2. Log operations are the key to attack analysis

Run CloudFront standard access logs (S3) and WAF logs (CloudWatch Logs) at a granularity and retention that lets CloudWatch Logs Insights aggregate the past 60 minutes / 24 hours instantly. Without multi-axis aggregation across country / JA3 / URI / IP, identifying the attack and detecting a pivot tend to lag.

3. IP-range blocks are weak against distributed attacks

It worked momentarily here because the attack was concentrated on consecutive /16s, but you can’t keep up with attacks that go through residential proxies. IP-based approaches are best used:

  • For emergency stop-the-bleeding (immediacy)
  • With permanent defense relegated to Geo block / JA3 / UA / Bot Control

That separation worked well in practice. Manually updating an IP list every week would have been hard to sustain.

4. JA3 fingerprint is a more stable signature than IP

JA3 (and JA4) is a fingerprint of the TLS Client Hello. As long as the attacker doesn’t change their tooling, the JA3 stays the same regardless of IP/UA. It works as a relatively stable block signal, and the fact that WAF records JA3/JA4 by default is quietly convenient.

5. Geo block is justified by “small side effects”
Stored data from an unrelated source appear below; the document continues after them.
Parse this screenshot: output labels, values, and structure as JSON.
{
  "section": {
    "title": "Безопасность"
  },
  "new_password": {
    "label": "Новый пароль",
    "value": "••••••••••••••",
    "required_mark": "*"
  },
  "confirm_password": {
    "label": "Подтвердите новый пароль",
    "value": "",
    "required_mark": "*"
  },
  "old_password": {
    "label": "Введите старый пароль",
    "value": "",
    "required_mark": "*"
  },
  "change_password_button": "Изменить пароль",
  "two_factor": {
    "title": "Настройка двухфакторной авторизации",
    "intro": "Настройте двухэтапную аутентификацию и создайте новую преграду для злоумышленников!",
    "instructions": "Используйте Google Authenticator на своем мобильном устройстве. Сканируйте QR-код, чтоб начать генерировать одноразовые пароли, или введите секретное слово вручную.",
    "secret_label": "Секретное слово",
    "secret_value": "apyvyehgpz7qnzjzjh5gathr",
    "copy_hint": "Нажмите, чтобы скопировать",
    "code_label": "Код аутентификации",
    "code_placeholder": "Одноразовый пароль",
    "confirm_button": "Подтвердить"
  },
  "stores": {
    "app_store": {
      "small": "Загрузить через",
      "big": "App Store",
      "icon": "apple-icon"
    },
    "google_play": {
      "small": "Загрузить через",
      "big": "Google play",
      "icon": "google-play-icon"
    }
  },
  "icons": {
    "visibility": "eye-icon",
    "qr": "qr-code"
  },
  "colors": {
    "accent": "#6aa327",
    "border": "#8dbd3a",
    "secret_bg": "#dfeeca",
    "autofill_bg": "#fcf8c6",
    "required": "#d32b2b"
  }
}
Geo block is powerful but its side effect (collateral damage to legitimate users) is also large, so it has to be judged in context against the site’s nature and geographic user distribution. In this case, non-Japan access against Japanese-language content was almost entirely bot traffic, so the side effects were within an acceptable range.

6. Alarm thresholds get their meaning from the baseline

“Respond when it rings” only works if the baseline sits well below the threshold. If attack traffic has already blended into the baseline, it’s more practical to first lower the baseline with blocks, and then set a threshold. Going the other way (raising the threshold) tends to increase the risk of missed detection.

7. SPARQL endpoints aren’t designed with perimeter defense in mind

A public SPARQL endpoint is built for export-style use and isn’t designed to be defended behind a WAF. Based on this experience, when standing up new ones the following would be a reasonable minimum set:

  • Application-layer rate-limit on /sparql (e.g. nginx limit_req_zone)
  • Server-side limits on query complexity / time / result-size
  • A separate, authenticated bulk-download channel
  • robots.txt + WAF UA block configured from day one

Next steps

  • Additional alarms for AllowedRequests spikes from non-JP regions (DE / FR / IN, etc.)
  • Attaching the Web ACL to remaining distributions where WAF isn’t applied yet

Attack and defense have an arms-race quality to them, but with the cycle of observation (logs) → hypothesis (aggregation) → verification (block) → monitoring (alarms) running as a framework, subsequent waves can be caught and addressed earlier. Currently the same framework keeps the trailing traffic under continuous observation.